Mahón, old city, is a sleepy, sun-drenched town of pastel buildings with shuttered windows at mid-day. All the ground floors are shops selling all the stuff tourists buy, like the T-shirt I bought. There are Romanesque churches, crumbling fortifications, an opera house, narrow, cobblestone streets, an old town hall, plaças, museums and lots of outdoor bodegas. After a couple hours of wandering and watching the birds from the heights, I went back to the ship and found and joined Judy and part of her hiking group heading off for an archeological visit to Talaiòtic sites a short bus ride away.

The site is up country in the midst of farms and olive groves and many limestone walls. Fallow fields are full of wild flowers. The Talaiòtic Culture existed during the Iron Age and left limestone mounds built of boulders, twenty or so feet high and fifty feet wide of unknown function. There are standing stones capped with horizontal slabs and remains of circular houses. The site we were at held perhaps 500 people.

Finally we were back at the ship for dinner and set sail on to Sardinia. There was a nice sunset. Judy and I and Australian friends Melanie and Dale dined with Craig, the ship’s Hotel Manager. During dessert, we revealed our porn-star names, which are derived from the name of one’s first or favorite pet and the name of a street lived on in childhood. I became Jolly Parkway, which caused extreme hysteria at the table and Craig got me a new nametag for my new alias.

Mahón waterfront and town atop the limestone cliffs on both sides of the picture. The gap in the cliffs, erosional in origin, allows the stairs and road to climb up to the town.

From the top of the climb, the Orion in the harbor.

Back-lit organ.

Theatre muse draws some attention.

One of several little plazas amid the pastel buildings.

Another plaza paved with limestone.

A different church interior.

From Judy's hike - limestone  and clear water, lots of little caves at the water level.

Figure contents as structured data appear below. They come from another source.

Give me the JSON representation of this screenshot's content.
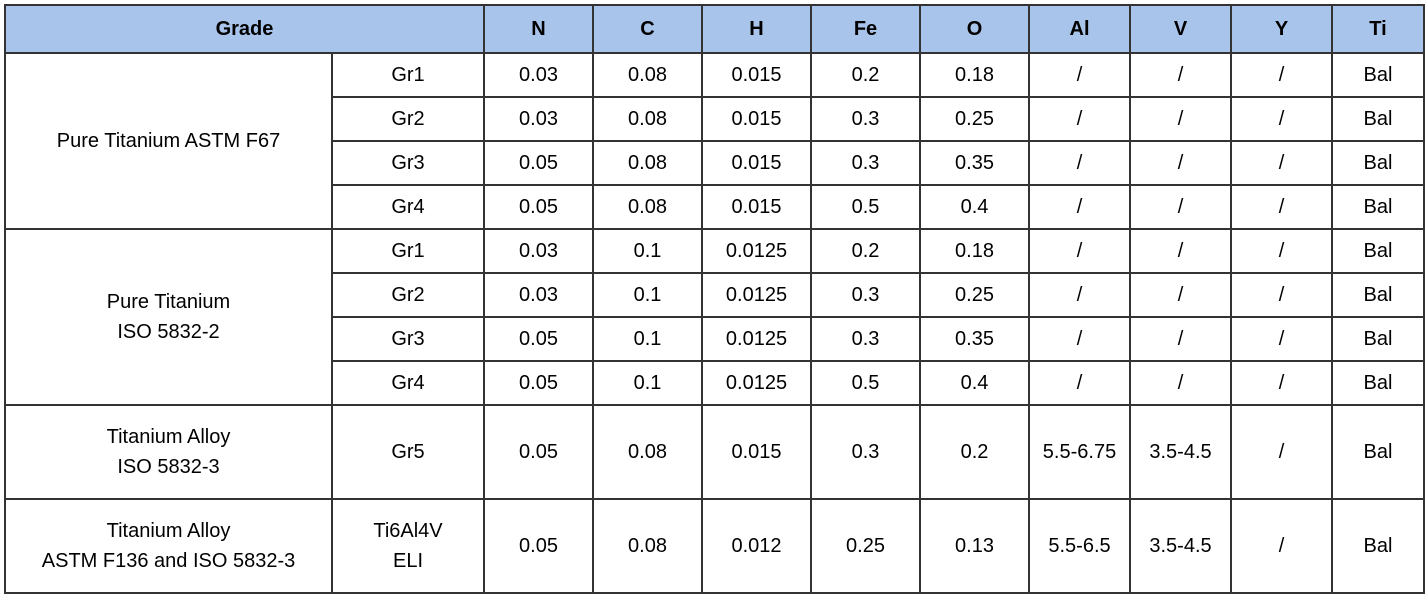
{
  "header": {
    "grade": "Grade",
    "elements": [
      "N",
      "C",
      "H",
      "Fe",
      "O",
      "Al",
      "V",
      "Y",
      "Ti"
    ]
  },
  "groups": [
    {
      "name": "Pure Titanium ASTM F67",
      "rows": [
        {
          "grade": "Gr1",
          "values": [
            "0.03",
            "0.08",
            "0.015",
            "0.2",
            "0.18",
            "/",
            "/",
            "/",
            "Bal"
          ]
        },
        {
          "grade": "Gr2",
          "values": [
            "0.03",
            "0.08",
            "0.015",
            "0.3",
            "0.25",
            "/",
            "/",
            "/",
            "Bal"
          ]
        },
        {
          "grade": "Gr3",
          "values": [
            "0.05",
            "0.08",
            "0.015",
            "0.3",
            "0.35",
            "/",
            "/",
            "/",
            "Bal"
          ]
        },
        {
          "grade": "Gr4",
          "values": [
            "0.05",
            "0.08",
            "0.015",
            "0.5",
            "0.4",
            "/",
            "/",
            "/",
            "Bal"
          ]
        }
      ]
    },
    {
      "name": "Pure Titanium\nISO 5832-2",
      "rows": [
        {
          "grade": "Gr1",
          "values": [
            "0.03",
            "0.1",
            "0.0125",
            "0.2",
            "0.18",
            "/",
            "/",
            "/",
            "Bal"
          ]
        },
        {
          "grade": "Gr2",
          "values": [
            "0.03",
            "0.1",
            "0.0125",
            "0.3",
            "0.25",
            "/",
            "/",
            "/",
            "Bal"
          ]
        },
        {
          "grade": "Gr3",
          "values": [
            "0.05",
            "0.1",
            "0.0125",
            "0.3",
            "0.35",
            "/",
            "/",
            "/",
            "Bal"
          ]
        },
        {
          "grade": "Gr4",
          "values": [
            "0.05",
            "0.1",
            "0.0125",
            "0.5",
            "0.4",
            "/",
            "/",
            "/",
            "Bal"
          ]
        }
      ]
    },
    {
      "name": "Titanium Alloy\nISO 5832-3",
      "rows": [
        {
          "grade": "Gr5",
          "values": [
            "0.05",
            "0.08",
            "0.015",
            "0.3",
            "0.2",
            "5.5-6.75",
            "3.5-4.5",
            "/",
            "Bal"
          ]
        }
      ]
    },
    {
      "name": "Titanium Alloy\nASTM F136 and ISO 5832-3",
      "rows": [
        {
          "grade": "Ti6Al4V\nELI",
          "values": [
            "0.05",
            "0.08",
            "0.012",
            "0.25",
            "0.13",
            "5.5-6.5",
            "3.5-4.5",
            "/",
            "Bal"
          ]
        }
      ]
    }
  ]
}
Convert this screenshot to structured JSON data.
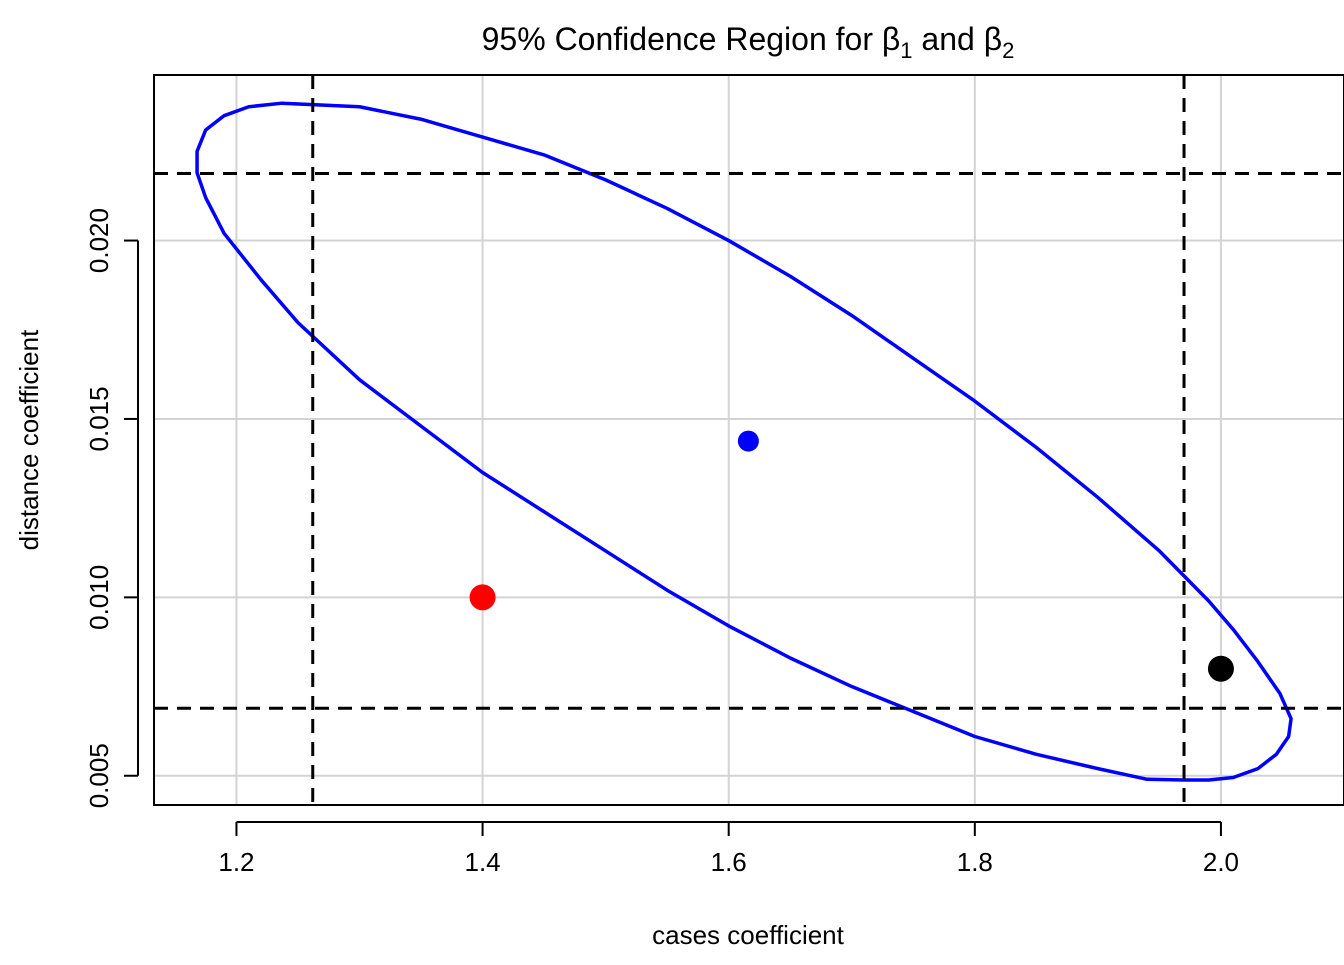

A beach on the hike with native fauna.

Menorca Talaiòtica, entrance to the site with limestone wall and great gate.

Talaiòtica stone mound of unknown function, perhaps watch tower or storehouse?

Talaiòtica standing stones and cap, all of considerable mass.

Wall, reconstructed, and olive tree, probably as old as the site.

Limestone erosion along the coast. Remember: all the limestone in these pix was formed under water and later uplifted.